Personal information
- Full name: Ronald Banks Critchley
- Born: 16 December 1940
- Died: 3 June 2025 (aged 84)
- Original team: Marysville
- Height: 183 cm (6 ft 0 in)
- Weight: 83 kg (183 lb)

Playing career^{1}
- Years: Club / Games (Goals)
- 1960: Hawthorn / 3 (0)
- ^{1} Playing statistics correct to the end of 1960.

= Ron Critchley =

Australian rules footballer (1940–2025)

Ronald Banks Critchley (16 December 1940 – 3 June 2025) was an Australian rules footballer who played with Hawthorn in the Victorian Football League (VFL).

Critchley commenced his senior football career with Marysville Football Club in the Yarra Valley Football League, as a 16 year old, before heading off to teacher's college. He played six reserves matches with Hawthorn in 1959, but returned to Marysville and played in a one-point grand final loss.
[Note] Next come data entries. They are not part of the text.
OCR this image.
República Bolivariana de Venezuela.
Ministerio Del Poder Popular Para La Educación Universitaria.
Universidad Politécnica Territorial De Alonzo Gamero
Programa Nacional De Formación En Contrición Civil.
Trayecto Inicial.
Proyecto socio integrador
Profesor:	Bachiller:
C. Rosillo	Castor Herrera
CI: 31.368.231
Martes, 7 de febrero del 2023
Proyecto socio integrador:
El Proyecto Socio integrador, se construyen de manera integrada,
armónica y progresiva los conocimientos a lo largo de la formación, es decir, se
Critchley won the 1960 VFL Reserves goalkicking award and made his VFL senior football, playing three games in 1960 and played in a VFL Reserves grand final loss to Geelong.

Critchley did not play football in 1961 due to a shoulder reconstruction, but then won Hawthorn's 1962 Reserves best and fairest award.

Critchley accepted a teaching position at Murmungee Primary School and also accepted Whorouly Football Club's offer as captain-coach, but Hawthorn would not clear him until five matches into the Ovens & King Football League's season and despite only playing 13 matches won the 1963 league best and fairest award, the Tip Lean Trophy.

Critchley then captained-coached the Wangaratta Football Club from 1964 to 1966 in the Ovens & Murray Football League for three years, for three successive grand final losses. Critchley played under Trevor Steer in 1967 and kicked 139 goals during his four years in the O&MFL.

Critchley later had stints at Whorouly, Eaglehawk, Mount Pleasant and Coldstream.

Critchley died on 3 June 2025, at the age of 84.